Their work has created a searchable database—covering the years from 1888 to 2013—that reveals patterns of how infectious diseases spread and how interventions such as vaccines slowed or halted the spread. The database, described in the Nov. 28 issue of the New England Journal of Medicine, is free and available to the public. Supported by the Bill & Melinda Gates Foundation and the National Institutes of Health, the project’s goal is to aid scientists and public health officials in the eradication of deadly and devastating diseases.

“Using this database, we estimate that more than 100 million cases of serious childhood contagious diseases have been prevented, thanks to the introduction of vaccines,” said lead author Willem G. van Panhuis, assistant professor of epidemiology at Pitt’s Graduate School of Public Health. “But we also are able to see a resurgence of some of these diseases in the past several decades as people forget how devastating they can be and start refusing vaccines.”

Despite the availability of a pertussis vaccine since the 1920s, for example, the United States’ largest pertussis epidemic since 1959 occurred last year. Measles, mumps, and rubella outbreaks also have recurred since the early 1980s. 

“Analyzing historical epidemiological data can reveal patterns that help us understand how infectious diseases spread and what interventions have been most effective,” said Irene Eckstrand, the scientific director of the Models of Infectious Disease Agent Study consortium at the National Institutes of Health, which partially funded the research. “This new work shows the value of using computational methods to study historical data—in this case, to show the impact of vaccination in reducing the burden of infectious diseases over the past century.”

The digitized dataset is dubbed Project TychoTM, for 16th century Danish nobleman Tycho Brahe, whose meticulous astronomical observations enabled Johannes Kepler to derive the laws of planetary motion.

“Tycho Brahe’s data were essential to Kepler’s discovery of the laws of planetary motion,” said study senior author Donald S. Burke, dean of Pitt’s Graduate School of Public Health and UPMC-Jonas Salk Chair in Global Health. “Similarly, we hope that our Project Tycho disease database will help spur new life-saving research on patterns of epidemic infectious disease and the effects of vaccines. Open access to disease surveillance records should be standard practice, and we are working to establish this as the norm worldwide.”

The researchers selected eight vaccine-preventable contagious diseases for a more detailed analysis: smallpox, polio, measles, rubella, mumps, hepatitis A, diphtheria, and pertussis. By overlaying the reported outbreaks with the year of vaccine licensure, the researchers are able to give a clear, visual representation of the effect that vaccines have in controlling communicable diseases.

“Infectious disease research is critically dependent on reliable historical data to understand underlying epidemic dynamics. However, my colleagues and I repeatedly find ourselves digging out historical datasets from various sources in different states of preservation,” van Panhuis said. “By digitizing and giving open access to the entire collection of U.S. notifiable disease data, we’ve made a bold move toward solving this problem.”

The U.S. Centers for Disease Control and Prevention operates a National Notifiable Diseases Surveillance System that helps public health officials monitor the occurrence and spread of diseases. Each state has laws mandating that health care providers report cases of certain diseases to state and/or local health departments for monitoring. Each week and year, the U.S. Centers for Disease Control and Prevention summarizes and publishes this data from 57 state, territorial, and local reporting jurisdictions in its Morbidity and Mortality Weekly Report.

Pitt’s Graduate School of Public Health researchers obtained all weekly notifiable disease surveillance tables published between 1888 and 2013—approximately 6,500 tables—in various historical reports, including the Morbidity and Mortality Weekly Report. Previously, those tables were available only in paper format or as PDF scans in online repositories that could not be read by computers. The researchers had to hand-enter the data—including death counts, reporting locations, time periods, and diseases—so the results could be digitized.

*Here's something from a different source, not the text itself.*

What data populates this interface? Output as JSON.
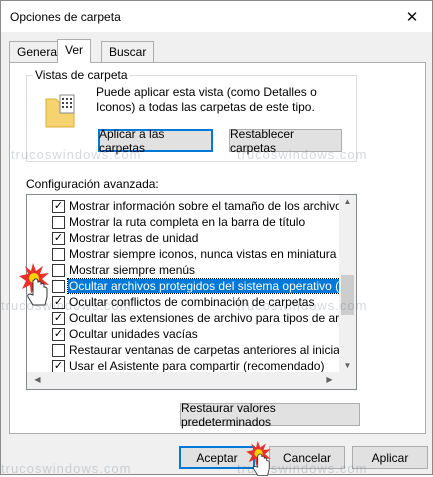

A total of 56 diseases were reported for at least some period of time during the 125-year time span, with no single disease reported continuously.   

“This work by the Tycho Team is remarkable and represents the next step in making government data accessible and useful,” said Bryan Sivak, U.S. Department of Health and Human Services chief technology officer and entrepreneur in residence.

The data can be explored and retrieved by accessing the Project Tycho Web site, www.tycho.pitt.edu. The open access release of these data has ignited a collaboration with the United States Open Government Initiative and, in the near future, the Project Tycho database will be available on the HealthData.gov Web pages. 

“Historical records are a precious yet undervalued resource. As Danish philosopher Soren Kierkegaard said, we live forward but understand backward,” Burke explained. “By ‘rescuing’ these historical disease data and combining them into a single, open-access, computable system, we now can better understand the devastating impact of epidemic diseases and the remarkable value of vaccines in preventing illness and death.”